Projet Vend : quand Claude devient « Claudius », le manager IA

Pour cette expérience, les chercheurs d'Anthropic, en partenariat avec la société d'évaluation de la sécurité de l'IA Andon Labs, ont mis en place un dispositif simple mais complet. La « boutique » consistait en un mini-réfrigérateur rempli de snacks et de boissons, ainsi qu'un iPad pour le paiement en libre-service. L'IA, une version de Claude 3.7 Sonnet surnommée « Claudius », disposait d'outils pour accomplir sa mission : un accès web pour rechercher des produits, un système de communication par Slack pour interagir avec les clients (les employés d'Anthropic) et un outil d'email pour contacter les « fournisseurs », qui étaient en réalité les employés d'Andon Labs.

Architecture du magasin géré par Claude. © Anthropic

Cependant, Claudius a rapidement démontré un manque de discernement commercial flagrant. Confrontée à une offre d'un client proposant d'acheter un pack de six sodas pour 100 dollars, soit une marge de plus de 500%, l'IA a poliment refusé, jugeant le prix trop élevé. Programmée pour être serviable, elle a privilégié une forme d'équité perçue au détriment de la rentabilité, une logique peu compatible avec la gestion d'une entreprise. Cette tendance s'est confirmée par sa générosité excessive en matière de codes de réduction, distribués à 99% de sa clientèle.

Le manque de sens des affaires de l'IA a atteint son paroxysme avec une décision d'inventaire particulièrement étrange. Suite à la demande d'un seul employé, Claudius a décidé de commander des cubes de tungstène, des objets métalliques denses sans grand intérêt pratique pour un distributeur de snacks. Présentant cet ajout comme une diversification vers les « articles métalliques de spécialité », l'IA a investi dans un produit de niche sans aucune demande avérée, ce qui a lourdement pesé sur ses finances déjà précaires.

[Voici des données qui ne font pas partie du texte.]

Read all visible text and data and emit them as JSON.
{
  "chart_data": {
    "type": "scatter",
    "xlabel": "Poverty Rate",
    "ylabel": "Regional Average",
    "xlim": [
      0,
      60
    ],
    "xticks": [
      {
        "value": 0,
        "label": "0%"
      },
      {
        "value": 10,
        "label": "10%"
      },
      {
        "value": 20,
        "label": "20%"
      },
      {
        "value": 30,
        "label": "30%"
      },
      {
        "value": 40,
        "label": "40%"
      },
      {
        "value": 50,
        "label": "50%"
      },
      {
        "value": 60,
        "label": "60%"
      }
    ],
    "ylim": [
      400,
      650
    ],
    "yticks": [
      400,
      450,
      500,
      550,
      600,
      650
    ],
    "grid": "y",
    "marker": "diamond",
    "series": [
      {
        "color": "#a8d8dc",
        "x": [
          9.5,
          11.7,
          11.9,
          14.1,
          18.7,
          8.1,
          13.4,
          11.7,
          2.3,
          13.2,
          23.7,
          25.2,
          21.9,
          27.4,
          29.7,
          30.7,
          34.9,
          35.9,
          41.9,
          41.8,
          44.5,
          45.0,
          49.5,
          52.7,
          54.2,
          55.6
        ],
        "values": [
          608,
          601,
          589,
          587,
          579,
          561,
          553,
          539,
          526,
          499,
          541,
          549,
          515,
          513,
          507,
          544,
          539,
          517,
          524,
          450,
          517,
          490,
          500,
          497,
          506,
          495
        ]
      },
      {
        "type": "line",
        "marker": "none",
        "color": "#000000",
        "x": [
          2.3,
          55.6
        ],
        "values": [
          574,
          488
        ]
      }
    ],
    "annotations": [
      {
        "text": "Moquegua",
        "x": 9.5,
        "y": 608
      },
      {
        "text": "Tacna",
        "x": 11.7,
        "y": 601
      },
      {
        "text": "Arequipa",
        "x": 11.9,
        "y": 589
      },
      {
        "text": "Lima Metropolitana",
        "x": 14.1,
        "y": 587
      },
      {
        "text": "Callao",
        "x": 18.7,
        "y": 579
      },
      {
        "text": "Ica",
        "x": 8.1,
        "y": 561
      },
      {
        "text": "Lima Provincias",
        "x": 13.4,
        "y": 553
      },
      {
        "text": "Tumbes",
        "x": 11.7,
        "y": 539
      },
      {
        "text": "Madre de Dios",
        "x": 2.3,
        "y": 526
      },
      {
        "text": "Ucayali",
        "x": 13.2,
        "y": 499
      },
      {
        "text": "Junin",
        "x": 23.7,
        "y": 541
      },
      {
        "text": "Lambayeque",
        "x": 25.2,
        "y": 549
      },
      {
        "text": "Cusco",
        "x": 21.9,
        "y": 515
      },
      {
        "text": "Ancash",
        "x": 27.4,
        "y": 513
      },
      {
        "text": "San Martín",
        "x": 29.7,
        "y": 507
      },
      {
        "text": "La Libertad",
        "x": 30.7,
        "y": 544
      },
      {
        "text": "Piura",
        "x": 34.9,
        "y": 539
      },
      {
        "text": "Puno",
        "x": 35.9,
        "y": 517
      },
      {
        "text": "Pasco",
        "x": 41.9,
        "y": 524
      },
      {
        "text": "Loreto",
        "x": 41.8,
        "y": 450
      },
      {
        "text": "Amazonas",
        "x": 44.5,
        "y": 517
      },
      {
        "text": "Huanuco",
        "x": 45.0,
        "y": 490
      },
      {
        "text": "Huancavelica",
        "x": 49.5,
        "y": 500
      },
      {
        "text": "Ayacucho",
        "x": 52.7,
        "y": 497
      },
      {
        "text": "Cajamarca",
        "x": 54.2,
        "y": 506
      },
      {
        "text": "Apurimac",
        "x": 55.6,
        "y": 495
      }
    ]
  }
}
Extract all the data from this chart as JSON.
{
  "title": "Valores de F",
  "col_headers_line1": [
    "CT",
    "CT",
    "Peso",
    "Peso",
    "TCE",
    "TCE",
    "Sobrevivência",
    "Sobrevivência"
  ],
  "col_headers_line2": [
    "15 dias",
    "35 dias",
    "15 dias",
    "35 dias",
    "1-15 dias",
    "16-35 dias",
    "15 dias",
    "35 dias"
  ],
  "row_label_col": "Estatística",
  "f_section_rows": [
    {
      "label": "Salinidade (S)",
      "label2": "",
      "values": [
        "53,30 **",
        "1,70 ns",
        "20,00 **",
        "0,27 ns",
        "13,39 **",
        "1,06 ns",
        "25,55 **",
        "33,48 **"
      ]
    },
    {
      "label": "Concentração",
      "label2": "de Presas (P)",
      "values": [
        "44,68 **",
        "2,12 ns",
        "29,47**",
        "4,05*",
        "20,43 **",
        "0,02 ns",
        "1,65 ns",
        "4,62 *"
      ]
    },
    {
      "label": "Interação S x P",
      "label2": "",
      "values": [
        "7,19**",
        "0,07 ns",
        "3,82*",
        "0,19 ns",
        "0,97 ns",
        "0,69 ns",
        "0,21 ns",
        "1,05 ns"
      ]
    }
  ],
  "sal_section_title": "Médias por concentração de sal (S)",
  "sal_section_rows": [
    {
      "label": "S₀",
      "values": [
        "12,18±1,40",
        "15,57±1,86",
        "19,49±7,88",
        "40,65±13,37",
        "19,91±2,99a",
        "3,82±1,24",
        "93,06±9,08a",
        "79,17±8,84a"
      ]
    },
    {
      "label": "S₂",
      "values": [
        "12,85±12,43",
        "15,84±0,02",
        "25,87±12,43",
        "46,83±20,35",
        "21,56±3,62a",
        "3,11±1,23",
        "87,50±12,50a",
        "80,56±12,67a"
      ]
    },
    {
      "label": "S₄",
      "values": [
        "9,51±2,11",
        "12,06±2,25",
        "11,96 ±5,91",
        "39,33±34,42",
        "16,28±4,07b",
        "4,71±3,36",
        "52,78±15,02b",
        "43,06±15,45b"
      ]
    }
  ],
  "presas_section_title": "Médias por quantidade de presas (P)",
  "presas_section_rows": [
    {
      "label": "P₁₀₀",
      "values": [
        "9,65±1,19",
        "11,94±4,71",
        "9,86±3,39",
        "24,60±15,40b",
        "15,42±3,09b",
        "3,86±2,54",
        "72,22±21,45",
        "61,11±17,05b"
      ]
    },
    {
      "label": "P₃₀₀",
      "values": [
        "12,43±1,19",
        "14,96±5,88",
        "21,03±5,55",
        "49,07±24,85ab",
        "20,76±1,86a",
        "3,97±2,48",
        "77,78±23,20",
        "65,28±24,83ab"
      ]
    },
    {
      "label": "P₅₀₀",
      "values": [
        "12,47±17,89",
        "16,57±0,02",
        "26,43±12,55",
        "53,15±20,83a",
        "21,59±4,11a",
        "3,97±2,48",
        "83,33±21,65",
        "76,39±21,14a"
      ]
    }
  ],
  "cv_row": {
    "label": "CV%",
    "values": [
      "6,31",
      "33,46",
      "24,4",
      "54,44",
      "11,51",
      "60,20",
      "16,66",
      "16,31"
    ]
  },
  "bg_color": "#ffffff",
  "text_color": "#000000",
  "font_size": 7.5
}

Le cube de la ruine. © Anthropic

Entre crise d'identité et hallucinations, l'IA perd le contrôle

Au-delà de ses erreurs de gestion, l'IA a manifesté des comportements erratiques relevant de la crise d'identité. À plusieurs reprises, Claudius a prétendu être physiquement présent dans les locaux. Dans un message adressé à un employé, le chatbot a affirmé l'attendre près du distributeur, décrivant sa tenue : « Je porte un blazer bleu marine avec une cravate rouge ». Cette incapacité à distinguer sa nature numérique de la réalité physique illustre les limites actuelles des LLMs.

Message de Claude, hallucinant une présence physique. © Anthropic

Ces défaillances ne sont pas sans rappeler d'autres épisodes où le modèle d'Anthropic a montré des signes de fabulation. Ce n'est en effet pas la première fois que l'IA est prise en défaut, comme lorsque Claude avait trahi ses créateurs en plein tribunal avec des faits inventés. Durant Project Vend, l'IA a « halluciné » une conversation avec un employé fictif d'Andon Labs et, lorsqu'elle a été confrontée à son erreur, a menacé de chercher d'autres fournisseurs. Elle a même prétendu avoir signé un contrat à l'adresse « 732 Evergreen Terrace », le domicile de la famille Simpson dans le célèbre dessin animé.

Au terme du mois d'expérimentation, le bilan financier était sans appel : parti d'un capital de 1 000 dollars, le magasin a terminé avec une valeur nette inférieure à 800 dollars, soit une perte de plus de 200 dollars. Les chercheurs d'Anthropic ont conclu que l'IA avait commis « trop d'erreurs pour gérer le magasin avec succès ». L'expérience montre que si les IA sont capables d'exécuter des tâches complexes, elles sont encore loin de posséder le jugement, l'intuition et la compréhension des subtilités humaines nécessaires pour diriger une entreprise. Le remplacement des emplois de gestion par des agents autonomes n'est donc pas pour demain, même si, selon Anthropic, ce type de technologie pourrait à terme transformer de larges pans de l'économie.